Could This Work?
Recently a friend emailed me one of those articles that provokes a really negative initial reaction but later percolates into your thoughts and triggers unexpected changes. The article in question proposes a radical solution to the urban problems of increasing traffic congestion and hazardous intersections. Rather than indicating a need for greater regulation of speed, lanes, and turns, it proposes creating a kind of traffic free market, in which cars and pedestrians must rely on seeing each other to navigate through the chaos. Thus traffic control would be an emergent phenomenon, not a result of laws and lights.
My first reaction was total rejection. Are they crazy? Have they driven in New York, with half the drivers distracted by cellphones and the other half trying to jam as many fares into each hour as humanly possible? When it comes to driving, I'm definitely a "stay within the lines" kind of guy, paying more attention to posted speed limits than apparently any other driver in the Northeast, so this kind of suggestion was guaranteed to raise my hackles.
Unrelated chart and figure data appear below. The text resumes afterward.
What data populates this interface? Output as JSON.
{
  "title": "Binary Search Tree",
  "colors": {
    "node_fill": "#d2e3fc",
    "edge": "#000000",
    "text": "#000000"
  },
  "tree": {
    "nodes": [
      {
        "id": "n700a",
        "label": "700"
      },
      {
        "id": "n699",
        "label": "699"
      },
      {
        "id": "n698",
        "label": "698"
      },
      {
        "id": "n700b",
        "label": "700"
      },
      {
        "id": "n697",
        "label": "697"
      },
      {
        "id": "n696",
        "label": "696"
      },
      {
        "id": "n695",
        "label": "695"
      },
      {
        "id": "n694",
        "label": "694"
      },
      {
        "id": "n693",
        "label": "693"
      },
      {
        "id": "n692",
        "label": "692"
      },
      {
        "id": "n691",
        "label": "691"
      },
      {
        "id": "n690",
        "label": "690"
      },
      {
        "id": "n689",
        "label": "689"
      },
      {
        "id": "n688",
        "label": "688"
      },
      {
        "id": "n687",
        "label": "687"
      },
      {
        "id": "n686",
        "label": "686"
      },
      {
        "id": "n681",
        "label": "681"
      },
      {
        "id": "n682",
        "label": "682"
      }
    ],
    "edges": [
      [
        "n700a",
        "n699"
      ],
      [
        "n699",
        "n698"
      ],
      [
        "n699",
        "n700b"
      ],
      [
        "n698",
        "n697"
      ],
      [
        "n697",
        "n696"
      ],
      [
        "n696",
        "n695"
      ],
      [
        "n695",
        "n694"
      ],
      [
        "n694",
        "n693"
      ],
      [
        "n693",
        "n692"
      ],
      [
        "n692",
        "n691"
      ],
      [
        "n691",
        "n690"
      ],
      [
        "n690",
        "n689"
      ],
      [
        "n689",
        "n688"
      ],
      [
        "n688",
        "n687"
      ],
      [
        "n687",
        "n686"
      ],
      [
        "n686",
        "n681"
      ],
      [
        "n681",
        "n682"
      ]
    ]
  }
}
Later, as I was driving back from a meeting I gave it more thought and concluded that this notion just might be bizarre and counter-intuitive enough to work. Clearly it has some serious research behind it; no one would suggest something like this without doing a lot of homework, because my first reaction would be the norm.
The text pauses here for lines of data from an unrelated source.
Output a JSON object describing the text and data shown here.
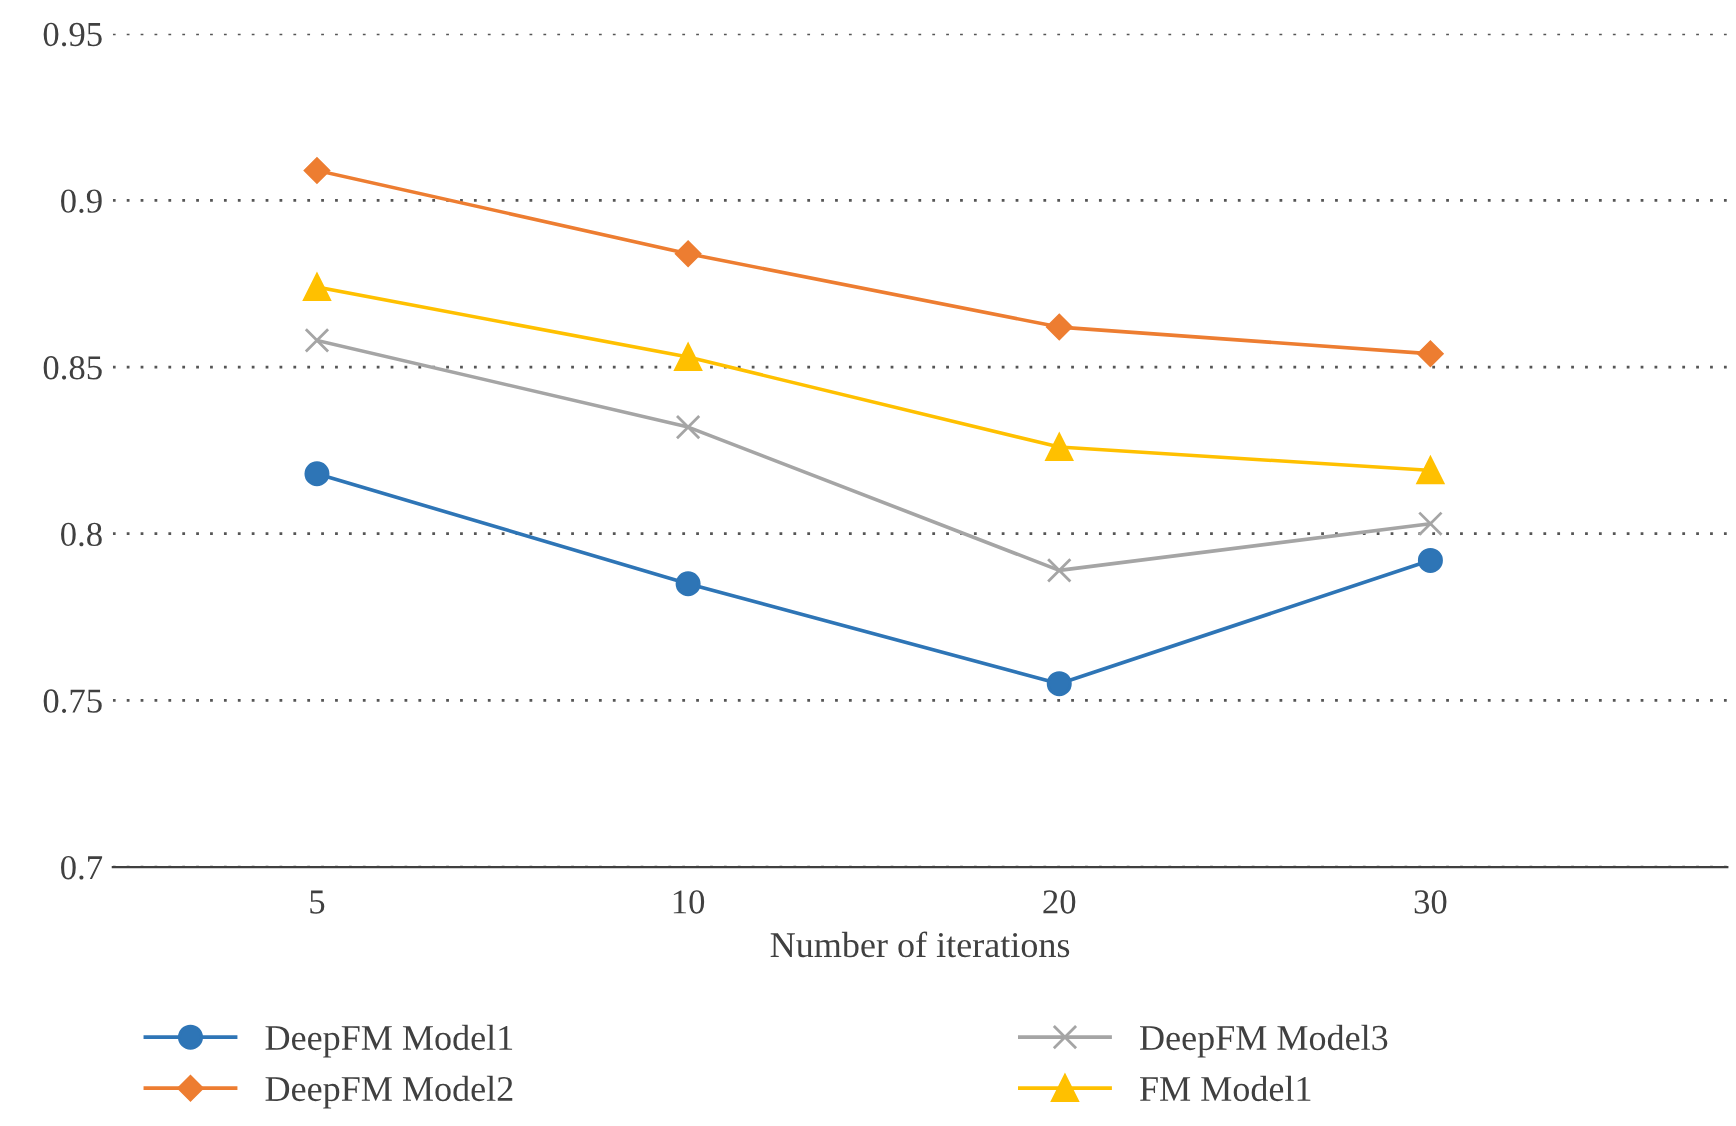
{
  "chart_data": {
    "type": "line",
    "xlabel": "Number of iterations",
    "categories": [
      "5",
      "10",
      "20",
      "30"
    ],
    "ylim": [
      0.7,
      0.95
    ],
    "yticks": [
      0.7,
      0.75,
      0.8,
      0.85,
      0.9,
      0.95
    ],
    "grid": "y",
    "legend": "bottom",
    "series": [
      {
        "name": "DeepFM Model1",
        "color": "#2e75b6",
        "marker": "circle",
        "values": [
          0.818,
          0.785,
          0.755,
          0.792
        ]
      },
      {
        "name": "DeepFM Model2",
        "color": "#ed7d31",
        "marker": "diamond",
        "values": [
          0.909,
          0.884,
          0.862,
          0.854
        ]
      },
      {
        "name": "DeepFM Model3",
        "color": "#a5a5a5",
        "marker": "cross",
        "values": [
          0.858,
          0.832,
          0.789,
          0.803
        ]
      },
      {
        "name": "FM Model1",
        "color": "#ffc000",
        "marker": "triangle",
        "values": [
          0.874,
          0.853,
          0.826,
          0.819
        ]
      }
    ]
  }
}
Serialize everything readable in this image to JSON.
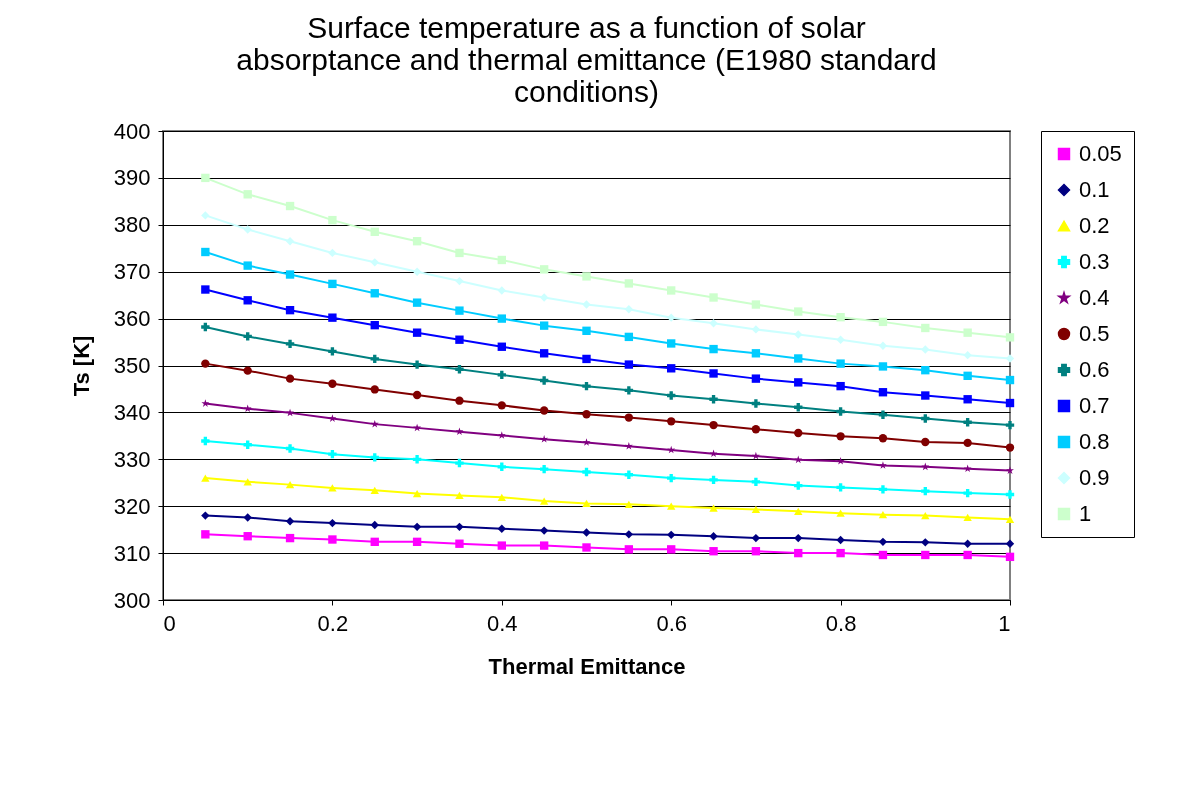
{
  "chart_data": {
    "type": "line",
    "title": "Surface temperature as a function of solar absorptance and thermal emittance (E1980 standard conditions)",
    "xlabel": "Thermal Emittance",
    "ylabel": "Ts [K]",
    "x": [
      0.05,
      0.1,
      0.15,
      0.2,
      0.25,
      0.3,
      0.35,
      0.4,
      0.45,
      0.5,
      0.55,
      0.6,
      0.65,
      0.7,
      0.75,
      0.8,
      0.85,
      0.9,
      0.95,
      1
    ],
    "xlim": [
      0,
      1
    ],
    "xticks": [
      0,
      0.2,
      0.4,
      0.6,
      0.8,
      1
    ],
    "ylim": [
      300,
      400
    ],
    "yticks": [
      300,
      310,
      320,
      330,
      340,
      350,
      360,
      370,
      380,
      390,
      400
    ],
    "grid": "y",
    "legend": "right",
    "series": [
      {
        "name": "0.05",
        "color": "#ff00ff",
        "marker": "square",
        "values": [
          314,
          313.6,
          313.2,
          312.9,
          312.4,
          312.4,
          312,
          311.6,
          311.6,
          311.2,
          310.8,
          310.8,
          310.4,
          310.4,
          310,
          310,
          309.6,
          309.6,
          309.6,
          309.2
        ]
      },
      {
        "name": "0.1",
        "color": "#000080",
        "marker": "diamond",
        "values": [
          318,
          317.6,
          316.8,
          316.4,
          316,
          315.6,
          315.6,
          315.2,
          314.8,
          314.4,
          314,
          313.9,
          313.6,
          313.2,
          313.2,
          312.8,
          312.4,
          312.3,
          312,
          312
        ]
      },
      {
        "name": "0.2",
        "color": "#ffff00",
        "marker": "triangle",
        "values": [
          326,
          325.2,
          324.6,
          323.9,
          323.4,
          322.7,
          322.3,
          321.9,
          321.1,
          320.6,
          320.4,
          320,
          319.6,
          319.3,
          318.9,
          318.5,
          318.2,
          318,
          317.6,
          317.2
        ]
      },
      {
        "name": "0.3",
        "color": "#00ffff",
        "marker": "cross",
        "values": [
          333.9,
          333.1,
          332.3,
          331.1,
          330.4,
          330,
          329.2,
          328.4,
          327.9,
          327.3,
          326.7,
          326,
          325.6,
          325.2,
          324.4,
          324,
          323.6,
          323.2,
          322.8,
          322.5
        ]
      },
      {
        "name": "0.4",
        "color": "#800080",
        "marker": "star",
        "values": [
          341.9,
          340.8,
          339.9,
          338.7,
          337.5,
          336.7,
          335.9,
          335.1,
          334.3,
          333.6,
          332.8,
          332,
          331.2,
          330.7,
          329.9,
          329.6,
          328.7,
          328.4,
          328,
          327.6
        ]
      },
      {
        "name": "0.5",
        "color": "#800000",
        "marker": "circle",
        "values": [
          350.4,
          348.9,
          347.2,
          346.1,
          344.9,
          343.7,
          342.5,
          341.5,
          340.4,
          339.6,
          338.9,
          338.1,
          337.3,
          336.4,
          335.6,
          334.9,
          334.5,
          333.7,
          333.5,
          332.5
        ]
      },
      {
        "name": "0.6",
        "color": "#008080",
        "marker": "cross",
        "values": [
          358.2,
          356.2,
          354.6,
          353,
          351.4,
          350.2,
          349.2,
          348,
          346.8,
          345.6,
          344.7,
          343.6,
          342.8,
          341.9,
          341.1,
          340.2,
          339.5,
          338.7,
          337.9,
          337.3
        ]
      },
      {
        "name": "0.7",
        "color": "#0000ff",
        "marker": "square",
        "values": [
          366.2,
          363.9,
          361.8,
          360.2,
          358.6,
          357,
          355.5,
          354,
          352.6,
          351.4,
          350.2,
          349.4,
          348.3,
          347.2,
          346.4,
          345.6,
          344.3,
          343.6,
          342.8,
          342
        ]
      },
      {
        "name": "0.8",
        "color": "#00ccff",
        "marker": "square",
        "values": [
          374.2,
          371.3,
          369.4,
          367.4,
          365.4,
          363.4,
          361.7,
          360,
          358.5,
          357.4,
          356.1,
          354.7,
          353.5,
          352.6,
          351.5,
          350.4,
          349.8,
          349,
          347.8,
          346.9
        ]
      },
      {
        "name": "0.9",
        "color": "#ccffff",
        "marker": "diamond",
        "values": [
          382,
          379,
          376.5,
          374,
          372,
          370,
          368,
          366,
          364.5,
          363,
          362,
          360.2,
          359,
          357.7,
          356.6,
          355.5,
          354.2,
          353.4,
          352.2,
          351.5
        ]
      },
      {
        "name": "1",
        "color": "#ccffcc",
        "marker": "square",
        "values": [
          390,
          386.5,
          384,
          381,
          378.5,
          376.5,
          374,
          372.5,
          370.5,
          369,
          367.5,
          366,
          364.5,
          363,
          361.5,
          360.3,
          359.3,
          358,
          357,
          356
        ]
      }
    ]
  }
}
So why is it relevant to the theme of this blog? Well, consider the amount of fuel wasted by cars idling at traffic signals, or stuck in stop-and-go traffic, with endless cycles of acceleration and braking. I don't have good figures on it, but it is probably not trivial. In fact, it is one of the main reasons that hybrid cars are more efficient than conventional autos. By turning off the engine at stoplights and recycling some of the energy lost in braking, hybrids use less fuel than other cars and typically get better fuel economy in city driving than on the highway, where these effects are less important.
Even the so-called "mild hybrids" that will soon appear in the market, lacking the battery storage of conventional hybrids but also starting and stopping the engine seamlessly at intersections, rely on the fundamental assumption that traffic will look like it always has. But what if it doesn't?
If, as the article suggests, the new traffic pattern is one of somewhat slower progress between intersections, but less impeded flow through them and minimal complete stops, the whole idea of a hybrid or mild hybrid car would have to be reexamined. Clearly these reforms face an uphill battle in developed countries with established traffic patterns, but their major impact could be in the developing world. What if China continues on this path and others follow? A lot of assumptions about the shape of the future automobile might have to change as a result. Food for thought on a long weekend.